The Old Success by Martha Grimes. 2/5
While I thought the basics of this mystery, which involves a recent murder and a suspicious death in the past, were ok, I felt like I was dropping into a conversation in progress between several very close and insulated friends. Not having read Grimes’s other books in this series, I’m certain that I missed out by not knowing some of the references in the book or the series’s underlying arc. This installment, though, was not quite enjoyable or interesting enough to convince me to go to the beginning of the series and read the rest of the books. The characters aren’t particularly interesting to me, their processes rely heavily on connections and power rather than personal investigation, and the predominance of male characters in power over female characters in less powerful roles or as victims didn’t help.

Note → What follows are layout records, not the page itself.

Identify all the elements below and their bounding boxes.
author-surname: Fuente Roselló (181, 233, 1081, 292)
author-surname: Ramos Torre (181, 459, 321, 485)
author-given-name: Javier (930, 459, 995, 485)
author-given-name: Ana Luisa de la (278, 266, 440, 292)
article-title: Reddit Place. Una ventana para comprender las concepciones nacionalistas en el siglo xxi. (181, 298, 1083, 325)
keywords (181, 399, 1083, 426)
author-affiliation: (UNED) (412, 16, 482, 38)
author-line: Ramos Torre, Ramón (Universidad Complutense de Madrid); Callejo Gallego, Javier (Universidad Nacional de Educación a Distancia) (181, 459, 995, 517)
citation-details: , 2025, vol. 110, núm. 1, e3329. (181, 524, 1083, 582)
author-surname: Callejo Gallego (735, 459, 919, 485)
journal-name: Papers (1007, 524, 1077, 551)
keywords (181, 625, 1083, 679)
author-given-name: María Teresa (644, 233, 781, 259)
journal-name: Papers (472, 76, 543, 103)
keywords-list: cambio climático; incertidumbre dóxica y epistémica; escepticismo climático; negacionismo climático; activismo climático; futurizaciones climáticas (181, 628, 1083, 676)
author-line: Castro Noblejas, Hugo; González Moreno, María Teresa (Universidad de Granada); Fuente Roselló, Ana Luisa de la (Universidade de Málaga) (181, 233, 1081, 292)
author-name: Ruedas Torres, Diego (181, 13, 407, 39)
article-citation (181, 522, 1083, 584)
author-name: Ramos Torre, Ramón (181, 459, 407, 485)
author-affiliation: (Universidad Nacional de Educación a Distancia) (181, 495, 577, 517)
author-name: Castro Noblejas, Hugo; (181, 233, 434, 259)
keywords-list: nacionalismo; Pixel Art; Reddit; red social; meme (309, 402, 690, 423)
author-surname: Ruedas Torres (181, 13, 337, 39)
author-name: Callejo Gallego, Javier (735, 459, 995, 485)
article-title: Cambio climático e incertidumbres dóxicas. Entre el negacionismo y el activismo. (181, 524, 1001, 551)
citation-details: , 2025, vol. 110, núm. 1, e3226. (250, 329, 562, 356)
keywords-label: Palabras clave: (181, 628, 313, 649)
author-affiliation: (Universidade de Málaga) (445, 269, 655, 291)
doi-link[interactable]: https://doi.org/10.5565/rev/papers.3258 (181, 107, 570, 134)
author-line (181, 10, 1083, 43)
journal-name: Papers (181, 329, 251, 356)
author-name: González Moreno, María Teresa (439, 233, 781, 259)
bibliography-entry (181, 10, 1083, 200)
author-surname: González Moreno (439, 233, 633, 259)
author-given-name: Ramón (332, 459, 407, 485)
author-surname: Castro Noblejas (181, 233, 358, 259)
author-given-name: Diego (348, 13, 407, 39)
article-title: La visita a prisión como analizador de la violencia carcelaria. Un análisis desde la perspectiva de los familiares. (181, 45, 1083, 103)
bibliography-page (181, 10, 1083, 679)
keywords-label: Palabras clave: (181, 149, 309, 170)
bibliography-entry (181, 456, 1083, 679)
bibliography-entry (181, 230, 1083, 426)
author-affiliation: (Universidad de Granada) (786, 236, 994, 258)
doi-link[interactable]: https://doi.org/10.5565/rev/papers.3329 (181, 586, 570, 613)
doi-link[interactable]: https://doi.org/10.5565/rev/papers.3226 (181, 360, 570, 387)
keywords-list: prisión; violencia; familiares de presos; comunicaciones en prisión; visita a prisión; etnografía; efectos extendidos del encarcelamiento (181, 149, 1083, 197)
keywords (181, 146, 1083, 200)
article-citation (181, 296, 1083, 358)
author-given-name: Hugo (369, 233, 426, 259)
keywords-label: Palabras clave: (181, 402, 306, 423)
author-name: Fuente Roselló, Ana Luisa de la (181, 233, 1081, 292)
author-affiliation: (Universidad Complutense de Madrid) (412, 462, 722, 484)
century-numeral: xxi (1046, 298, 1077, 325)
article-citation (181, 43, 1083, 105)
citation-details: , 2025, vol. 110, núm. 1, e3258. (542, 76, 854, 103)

The New Voices of Science Fiction by Nino Cipri; Darcie Little Badger; S. Qiouyi Lu; Sam J. Miller; Samantha Mills; Suzanne Palmer; Sarah Pinsker; Vina Jie-Min Prasad; David Erik Nelson; Kelly Robson; Amman Sabet; Jason Sanford; E. Lily Yu; Jamie Wahls; Alexander Weinstein. 5/5
This is a great collection of SFF by relatively new writers. While many of them have become well-established by now, getting major awards and big publishing deals, this is still a good introduction to the work of Rebecca Roanhorse, Amal El-Mohtar, Alice Sola Kim, Sam J. Miller, E. Lily Yu, Rich Larson, Vina Jie-Min Prasad, Sarah Pinsker, Darcie Little Badger, S. Qiouyi Lu, Kelly Robson, and others. I love the diverse viewpoints and characters created by this group of writers and recommend this highly for anyone interested in the current state and trends of SFF and its future.